Unlike the plaintiff's complaint, the plaintiff's motion to compel seems to be challenging the commission distribution system that applied to brokers throughout his employment. [Dkt. #71, at 2, 5-6]. But, again, nowhere in his complaint does he say he was underpaid throughout his tenure. And, it is telling that not once in his motion to compel or his reply brief does the plaintiff cite to any allegation in his complaint to demonstrate the relevance of his holdback document requests.
It might be worth pointing out that the two requests for holdback documentation the plaintiff served back in December 2022 are not limited in any way by time. Plaintiff began working for the defendant in January 2008. [Dkt. #23, Par. 10]. Even if the plaintiff's complaint mentioned or alluded to defendant improperly holding back funds from deals, a request for over 12 years of documents - January 2008 through May 2020 [Dkt. #23, Pars. 55, 56] - wouldn't fly; certainly not based on the plaintiff's motion. There would be statute of limitations problems with that and the plaintiff doesn't direct the court to any terms of his employment agreement covering commission computations [Dkt. #71, at 1-2], or any anything regarding the formation of his employment agreement that would dictate which state's statute of limitations might apply. So even if plaintiff could connect the dots from his allegations to his request for “holdback” documents, he would have had to do much more in his motion to compel than he has.
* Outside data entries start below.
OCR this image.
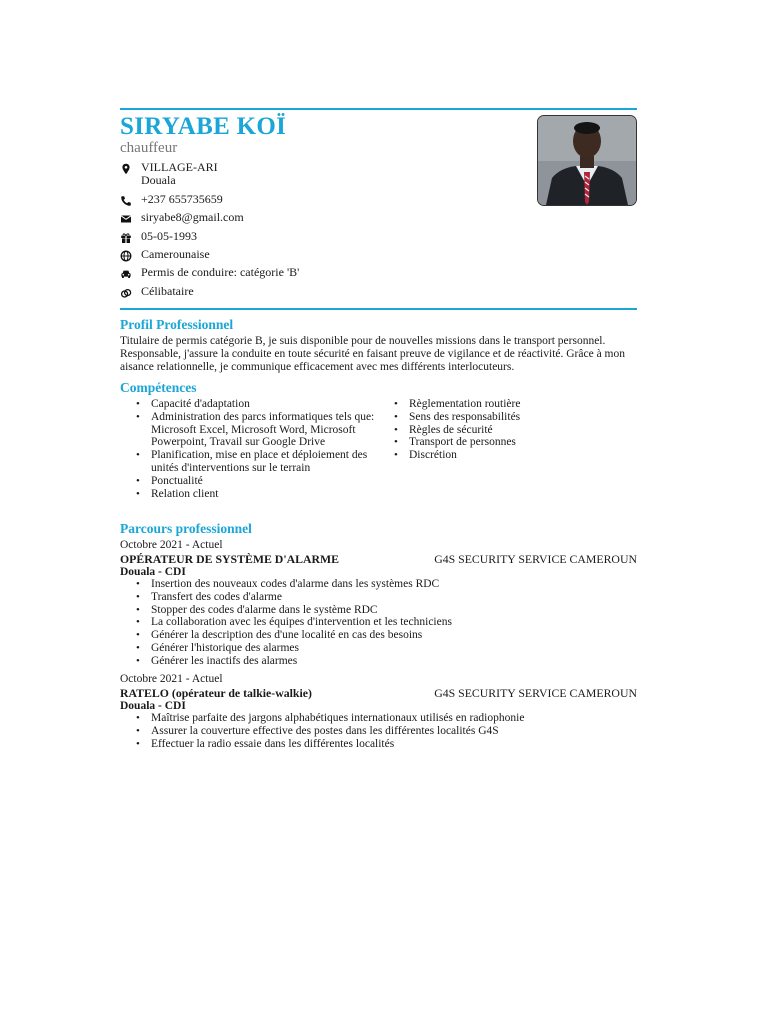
SIRYABE KOÏ
chauffeur
VILLAGE-ARI
Douala
+237 655735659
siryabe8@gmail.com
05-05-1993
Camerounaise
Permis de conduire: catégorie 'B'
Célibataire
Profil Professionnel
Titulaire de permis catégorie B, je suis disponible pour de nouvelles missions dans le transport personnel. Responsable, j'assure la conduite en toute sécurité en faisant preuve de vigilance et de réactivité. Grâce à mon aisance relationnelle, je communique efficacement avec mes différents interlocuteurs.
Compétences
• Capacité d'adaptation
• Administration des parcs informatiques tels que: Microsoft Excel, Microsoft Word, Microsoft Powerpoint, Travail sur Google Drive
• Planification, mise en place et déploiement des unités d'interventions sur le terrain
• Ponctualité
• Relation client
• Règlementation routière
• Sens des responsabilités
• Règles de sécurité
• Transport de personnes
• Discrétion
Parcours professionnel
Octobre 2021 - Actuel
OPÉRATEUR DE SYSTÈME D'ALARME	G4S SECURITY SERVICE CAMEROUN
Douala - CDI
• Insertion des nouveaux codes d'alarme dans les systèmes RDC
• Transfert des codes d'alarme
• Stopper des codes d'alarme dans le système RDC
• La collaboration avec les équipes d'intervention et les techniciens
• Générer la description des d'une localité en cas des besoins
• Générer l'historique des alarmes
• Générer les inactifs des alarmes
Octobre 2021 - Actuel
RATELO (opérateur de talkie-walkie)	G4S SECURITY SERVICE CAMEROUN
Douala - CDI
• Maîtrise parfaite des jargons alphabétiques internationaux utilisés en radiophonie
• Assurer la couverture effective des postes dans les différentes localités G4S
• Effectuer la radio essaie dans les différentes localités
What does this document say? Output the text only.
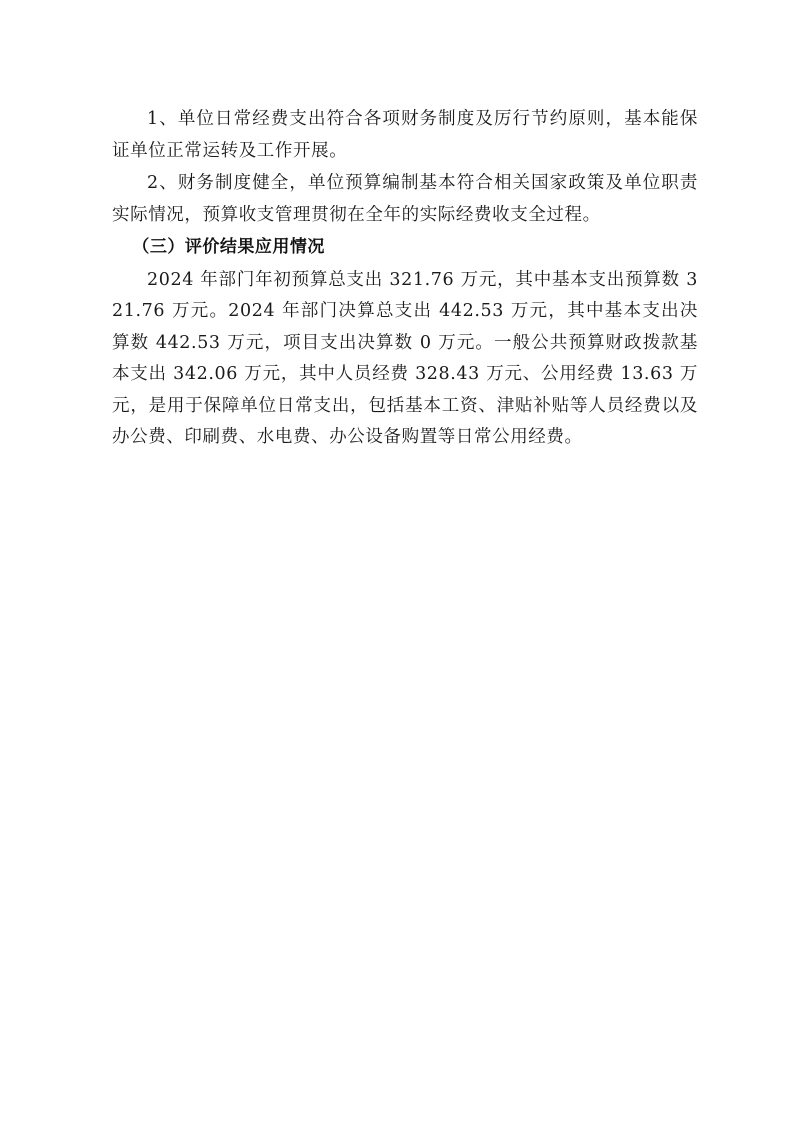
1、单位日常经费支出符合各项财务制度及厉行节约原则，基本能保证单位正常运转及工作开展。

2、财务制度健全，单位预算编制基本符合相关国家政策及单位职责实际情况，预算收支管理贯彻在全年的实际经费收支全过程。

（三）评价结果应用情况

2024 年部门年初预算总支出 321.76 万元，其中基本支出预算数 321.76 万元。2024 年部门决算总支出 442.53 万元，其中基本支出决算数 442.53 万元，项目支出决算数 0 万元。一般公共预算财政拨款基本支出 342.06 万元，其中人员经费 328.43 万元、公用经费 13.63 万元，是用于保障单位日常支出，包括基本工资、津贴补贴等人员经费以及办公费、印刷费、水电费、办公设备购置等日常公用经费。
Plaintiff filed his amended complaint on July 22, 2021. [Dkt. #23]. The deadline for any further amendment of the pleadings was January 1, 2022. [Dkt. #29]. And, again, the plaintiff made no requests for any “holdback” documents until December 2022. So, given that timeline, and the multiple extensions of discovery, it appears that the plaintiff's “holdback theory' was an afterthought. But, that afterthought has come far too late.
CONCLUSION
Accordingly, for the foregoing reasons, the plaintiff's motion to compel [Dkt. #71] is granted in part and denied in part. The defendant shall produce the documents pertaining to the Gramercy Fund 3 deal, the WAFRA East Coast Collection, and the DHL Livraga showing assets that were sold as a result of those transactions, when the sales occurred, and the amount of any commissions realized by the defendant. Obviously, given the many extensions of fact discovery in this case, discovery will not be reopened for the plaintiff to take additional fact discovery depositions. The parties are reminded that the deadline for completing expert discovery is December 20, 2023. [Dkt. #70]. In case either party might still take this kind of thing seriously, the parties are also reminded that the December 20th deadline was the result of the second “final” extension. [Dkt. #66, 70].